C'est devenu l'affaire Ryanair. Le dossier de la compagnie aérienne à bas coûts irlandaise qui a annoncé la fermeture de sa base d'exploitation de Marseille en janvier 2011 se retrouve à l'Elysée. Le maire UMP de Marseille, Jean-Claude Gaudin a écrit vendredi une lettre au chef de l'Etat, dans laquelle il plaide pour l'abrogation d'un décret de 2006, à l'origine, selon lui, de la mise en examen pour travail dissimulé de la compagnie fin septembre par un juge d'instruction d'Aix en Provence à la suite d'une plainte déposée par le syndicat national des pilotes de ligne (SNPL), l'union des navigants de l'aviation civile des (Unac), Pôle Emploi, l'Ursaf, , le syndicat des compagnies aériennes autonomes (Scara)., la caisse de retraite des navigants (CRPN)

Ryanair conteste un décret de 2006 soumettant au droit français les personnels navigants des compagnies étrangères basées en France. En clair, lorsqu'ils débutent et terminent leur service en France et par conséquent qu'ils résident dans l'Hexagone. Ceci n'est possible qu'à partir du moment où les avions « "dorment" à la base. A Marseille, les quelque 200 salariés de Ryanair sont assujettis au droit du travail irlandais, comme le permettrait, selon la compagnie, la réglementation européenne. La direction de Ryanair a indiqué que si le décret était abrogé elle rouvrirait sa base phocéenne. "Le texte doit donc être annulé pour que les aéroports français luttent à armes égales avec leurs concurrents européens", a indiqué Jean-Claude Gaudin.

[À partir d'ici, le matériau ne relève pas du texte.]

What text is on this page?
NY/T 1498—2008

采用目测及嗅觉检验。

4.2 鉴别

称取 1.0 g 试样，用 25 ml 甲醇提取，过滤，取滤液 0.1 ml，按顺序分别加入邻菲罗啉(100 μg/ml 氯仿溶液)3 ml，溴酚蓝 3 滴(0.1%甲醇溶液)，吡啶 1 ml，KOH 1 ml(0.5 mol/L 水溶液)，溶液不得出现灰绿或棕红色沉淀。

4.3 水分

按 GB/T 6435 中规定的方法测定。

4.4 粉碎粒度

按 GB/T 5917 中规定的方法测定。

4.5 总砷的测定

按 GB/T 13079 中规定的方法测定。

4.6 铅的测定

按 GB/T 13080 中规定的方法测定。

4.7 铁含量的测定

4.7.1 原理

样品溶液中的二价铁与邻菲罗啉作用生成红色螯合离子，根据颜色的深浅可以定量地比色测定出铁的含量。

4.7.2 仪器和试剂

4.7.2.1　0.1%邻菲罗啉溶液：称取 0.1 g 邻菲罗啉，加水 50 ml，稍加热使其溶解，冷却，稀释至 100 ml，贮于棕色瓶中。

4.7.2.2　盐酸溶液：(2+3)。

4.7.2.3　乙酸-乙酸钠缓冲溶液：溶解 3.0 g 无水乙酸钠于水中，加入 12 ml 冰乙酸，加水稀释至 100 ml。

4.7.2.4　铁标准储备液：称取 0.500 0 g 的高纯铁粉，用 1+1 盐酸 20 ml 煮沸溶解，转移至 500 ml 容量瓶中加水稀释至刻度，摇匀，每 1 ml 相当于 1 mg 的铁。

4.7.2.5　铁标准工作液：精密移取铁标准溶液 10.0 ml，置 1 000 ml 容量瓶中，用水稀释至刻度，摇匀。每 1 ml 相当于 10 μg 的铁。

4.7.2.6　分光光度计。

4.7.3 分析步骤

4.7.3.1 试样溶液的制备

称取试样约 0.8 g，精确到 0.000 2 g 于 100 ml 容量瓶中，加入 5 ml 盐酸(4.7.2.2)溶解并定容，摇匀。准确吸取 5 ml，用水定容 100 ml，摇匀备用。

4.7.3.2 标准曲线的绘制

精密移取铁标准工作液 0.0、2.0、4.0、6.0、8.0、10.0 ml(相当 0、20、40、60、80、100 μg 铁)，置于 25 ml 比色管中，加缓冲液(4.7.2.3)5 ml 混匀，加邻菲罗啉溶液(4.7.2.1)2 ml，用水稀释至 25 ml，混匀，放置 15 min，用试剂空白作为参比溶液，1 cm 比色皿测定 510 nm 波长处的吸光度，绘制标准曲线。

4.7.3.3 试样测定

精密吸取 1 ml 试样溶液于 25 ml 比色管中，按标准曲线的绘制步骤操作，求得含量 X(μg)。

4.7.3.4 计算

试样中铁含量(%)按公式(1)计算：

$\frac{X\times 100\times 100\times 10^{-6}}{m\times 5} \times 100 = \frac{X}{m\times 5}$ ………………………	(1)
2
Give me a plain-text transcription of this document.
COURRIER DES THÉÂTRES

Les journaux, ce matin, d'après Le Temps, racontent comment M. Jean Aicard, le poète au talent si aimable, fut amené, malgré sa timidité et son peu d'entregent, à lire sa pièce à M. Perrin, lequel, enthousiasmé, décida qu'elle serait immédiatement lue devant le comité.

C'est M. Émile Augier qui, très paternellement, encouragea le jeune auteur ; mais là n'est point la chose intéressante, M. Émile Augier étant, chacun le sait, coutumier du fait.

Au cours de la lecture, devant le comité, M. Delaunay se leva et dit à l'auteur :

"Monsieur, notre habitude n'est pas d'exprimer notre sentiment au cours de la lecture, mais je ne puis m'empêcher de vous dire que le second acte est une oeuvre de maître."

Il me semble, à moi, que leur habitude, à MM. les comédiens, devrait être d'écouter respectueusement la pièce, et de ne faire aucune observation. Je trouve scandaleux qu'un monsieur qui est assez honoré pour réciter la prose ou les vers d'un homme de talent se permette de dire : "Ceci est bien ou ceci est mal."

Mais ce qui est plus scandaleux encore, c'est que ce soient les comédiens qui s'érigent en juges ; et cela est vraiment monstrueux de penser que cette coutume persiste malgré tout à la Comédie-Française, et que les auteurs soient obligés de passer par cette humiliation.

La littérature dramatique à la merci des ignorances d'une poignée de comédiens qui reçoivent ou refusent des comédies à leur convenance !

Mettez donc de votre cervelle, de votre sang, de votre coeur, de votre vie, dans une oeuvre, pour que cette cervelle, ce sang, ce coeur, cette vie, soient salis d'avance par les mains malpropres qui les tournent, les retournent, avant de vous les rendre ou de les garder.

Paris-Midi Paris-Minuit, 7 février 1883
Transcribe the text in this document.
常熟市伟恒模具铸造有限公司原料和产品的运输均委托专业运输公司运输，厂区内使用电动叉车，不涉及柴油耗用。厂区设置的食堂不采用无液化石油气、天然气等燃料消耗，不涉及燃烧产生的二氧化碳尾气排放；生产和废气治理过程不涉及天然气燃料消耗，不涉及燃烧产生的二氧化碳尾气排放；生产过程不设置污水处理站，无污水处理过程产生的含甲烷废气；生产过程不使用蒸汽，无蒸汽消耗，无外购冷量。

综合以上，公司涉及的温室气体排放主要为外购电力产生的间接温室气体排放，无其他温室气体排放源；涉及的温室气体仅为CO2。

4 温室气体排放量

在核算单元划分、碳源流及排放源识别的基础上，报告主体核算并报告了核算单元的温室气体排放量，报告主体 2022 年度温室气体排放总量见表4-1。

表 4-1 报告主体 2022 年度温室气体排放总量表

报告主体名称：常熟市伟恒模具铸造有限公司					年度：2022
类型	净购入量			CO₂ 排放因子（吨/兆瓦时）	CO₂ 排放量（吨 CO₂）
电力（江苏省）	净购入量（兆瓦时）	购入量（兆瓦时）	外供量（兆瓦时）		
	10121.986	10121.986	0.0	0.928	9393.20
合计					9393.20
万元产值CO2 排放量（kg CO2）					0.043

Dans la foulée de l'annonce de Ryanair, le maire de Marseille avait dénoncé le comportement irresponsable des syndicats. Des propos qui ont fait bondir les responsables syndicaux. "Qu'un élu de la nation dise cela est inacceptable, a déclaré Yves Deshayes, membre du bureau exécutif du SNPL, "il devrait être plus respectueux des lois que le Parlement a voté". "Ryanair fait du chantage à la République et c'est inadmissible, déclare de son côté le président de l'Unac Franck Mikula. "Jean-Claude Gaudin est devenu la marionnette du patron de Ryanair Michael O'Leary. Ce dernier est un maître chanteur et il fait chanter le maire de Marseille qui chante faux. C'est même une véritable chorale qui se met en place avec l'arrivée de Christophe Madrolle, vice-président de l'agglomération de Marseille".

Après la joute verbale, l'explication de texte. 'il faut tordre le cou à l'idée que le décret de 2006 serait en contradiction avec la réglementation européenne. Ce n'est que l'introduction dans le code du travail français de la législation européenne", a indiqué l'avocat de l'Unac Maître Rachid Brihi.

Tout le débat tourne autour d'une question. Ryanair peut elle dire qu'elle n'est pas une compagnie établie en France? Si oui, elle peut appliquer le droit irlandais, sinon elle doit soumettre son personnel établi en France au droit français. Pour l'avocat de l'Unac il n'y a aucun doute. Dans la mesure où l'implantation de Ryanair à Marseille est durable, continue et stable, elle peut être considérée comme "un opérateur établi en France". D'ailleurs, Ryanair parle de « base sur son site internet", ajoute t-il. Selon lui, Ryanair ne peut donc s'affranchir de cela et faire jouer la notion de "détachement", qui donne, cette fois, la possibilité à une compagnie étrangère de détacher dans un autre pays membre du personnel pendant une période de 12 mois renouvelable une fois, sans appliquer le droit du travail du pays d'accueil. "Pour nous, il n'y a pas de détachement sauf à nous dire que l'installation de Ryanair n'était prévue que pour 12 ou 24 mois", explique l'avocat. Pour lui, Ryanair est en infraction. Il s'étonne d'ailleurs que, pourtant présumée innocente après avoir été mis en examen, Ryanair ait préféré prendre la poudre d'escampette.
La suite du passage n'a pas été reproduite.